My mother sighed. When my parents had met, my father was a People's Liberation Army officer stationed in Beijing and my mother a college student. In those days, people had to live where their residence permit, or Hukou, was registered. Then my father retired from the army and was sent back to his hometown, Shanghai. My mother felt lucky to be allowed to stay in Beijing. Once they were married, my father was permitted to visit her in Beijing twice a year, and she was able to visit Shanghai twice a year as well. They tried very hard to gain permission to move my mother's Hukou to Shanghai, but it turned out to be more difficult than they thought. Then events overtook them.
I was born in 1966, the year of the Cultural Revolution. My parents were caught up in the chaos that swept through the country: factories stopped production; homes of Party officials and intellectuals were searched and destroyed; pidouhui, or public beatings, were conducted daily across the country. Middle school and high school students, now called the send-down youth, were transported to People's Collectives around the country to live and work with peasants. Then, in 1970, intellectuals (a term reserved for those, like my parents, who had been educated at college) began to be sent to labor camps to work "with their hands" and so to rehabilitate themselves and fulfill Mao's vision of a peasant-based society.
My mother's work unit, which was connected to the Department of Foreign Affairs, had set up their labor camp in a rather lovely part of the countryside in Shandong province, near the Yellow Sea. My father's labor camp was very different. It was in a remote mountain region in the southwest, looked down upon because it was populated with the Miao minority and had no modern living facilities. There the intellectuals were assigned hard labor, building secret military facilities against a nuclear attack from the West.

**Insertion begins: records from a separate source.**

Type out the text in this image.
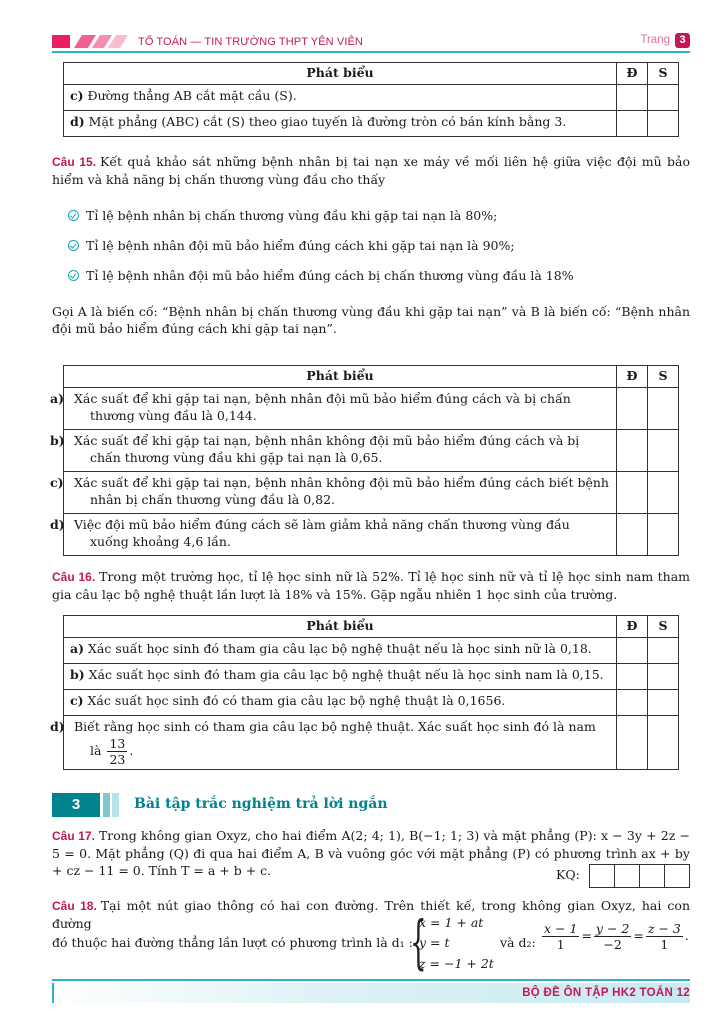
TỔ TOÁN — TIN TRƯỜNG THPT YÊN VIÊN	Trang 3
Phát biểu	Đ	S
c) Đường thẳng AB cắt mặt cầu (S).		
d) Mặt phẳng (ABC) cắt (S) theo giao tuyến là đường tròn có bán kính bằng 3.		
Câu 15. Kết quả khảo sát những bệnh nhân bị tai nạn xe máy về mối liên hệ giữa việc đội mũ bảo hiểm và khả năng bị chấn thương vùng đầu cho thấy
Tỉ lệ bệnh nhân bị chấn thương vùng đầu khi gặp tai nạn là 80%;
Tỉ lệ bệnh nhân đội mũ bảo hiểm đúng cách khi gặp tai nạn là 90%;
Tỉ lệ bệnh nhân đội mũ bảo hiểm đúng cách bị chấn thương vùng đầu là 18%
Gọi A là biến cố: “Bệnh nhân bị chấn thương vùng đầu khi gặp tai nạn” và B là biến cố: “Bệnh nhân đội mũ bảo hiểm đúng cách khi gặp tai nạn”.
Phát biểu	Đ	S

a) Xác suất để khi gặp tai nạn, bệnh nhân đội mũ bảo hiểm đúng cách và bị chấn thương vùng đầu là 0,144.		

b) Xác suất để khi gặp tai nạn, bệnh nhân không đội mũ bảo hiểm đúng cách và bị chấn thương vùng đầu khi gặp tai nạn là 0,65.		

c) Xác suất để khi gặp tai nạn, bệnh nhân không đội mũ bảo hiểm đúng cách biết bệnh nhân bị chấn thương vùng đầu là 0,82.		

d) Việc đội mũ bảo hiểm đúng cách sẽ làm giảm khả năng chấn thương vùng đầu xuống khoảng 4,6 lần.		

Câu 16. Trong một trường học, tỉ lệ học sinh nữ là 52%. Tỉ lệ học sinh nữ và tỉ lệ học sinh nam tham gia câu lạc bộ nghệ thuật lần lượt là 18% và 15%. Gặp ngẫu nhiên 1 học sinh của trường.
Phát biểu	Đ	S
a) Xác suất học sinh đó tham gia câu lạc bộ nghệ thuật nếu là học sinh nữ là 0,18.		
b) Xác suất học sinh đó tham gia câu lạc bộ nghệ thuật nếu là học sinh nam là 0,15.		
c) Xác suất học sinh đó có tham gia câu lạc bộ nghệ thuật là 0,1656.		

d) Biết rằng học sinh có tham gia câu lạc bộ nghệ thuật. Xác suất học sinh đó là nam
là $\frac{13}{23}$ .		

3	Bài tập trắc nghiệm trả lời ngắn
Câu 17. Trong không gian Oxyz, cho hai điểm A(2; 4; 1), B(−1; 1; 3) và mặt phẳng (P): x − 3y + 2z − 5 = 0. Mặt phẳng (Q) đi qua hai điểm A, B và vuông góc với mặt phẳng (P) có phương trình ax + by + cz − 11 = 0. Tính T = a + b + c.	KQ:
Câu 18. Tại một nút giao thông có hai con đường. Trên thiết kế, trong không gian Oxyz, hai con đường
đó thuộc hai đường thẳng lần lượt có phương trình là d₁ :
{
x = 1 + at
y = t
z = −1 + 2t
và d₂: $\frac{x - 1}{1} = \frac{y - 2}{-2} = \frac{z - 3}{1}$ .
BỘ ĐỀ ÔN TẬP HK2 TOÁN 12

"Your mother and I had a choice," my father told me. "Either we could go to separate labor camps or your mother could exchange her place in the 'better' camp with someone from my work unit. Your mother chose to go to Sichuan with me." At this, he looked at her and smiled. They exchanged glances as naturally and effortlessly as they had exchanged their lives. It seemed that it was the simplest thing that one could do -- to be together as a family.
So the earliest memories of my childhood began in one of the most beautiful and magical regions of China. The labor camp was in the deep mountains of Nanchuan County, a region bordering Sichuan province and Yunnan province in the southwest of China. The mountains were giant, green and endless. When the rainy season came, shades of green would all smudge together into yet another nameless shade and spill over the edges, like paints dissolving on a canvas.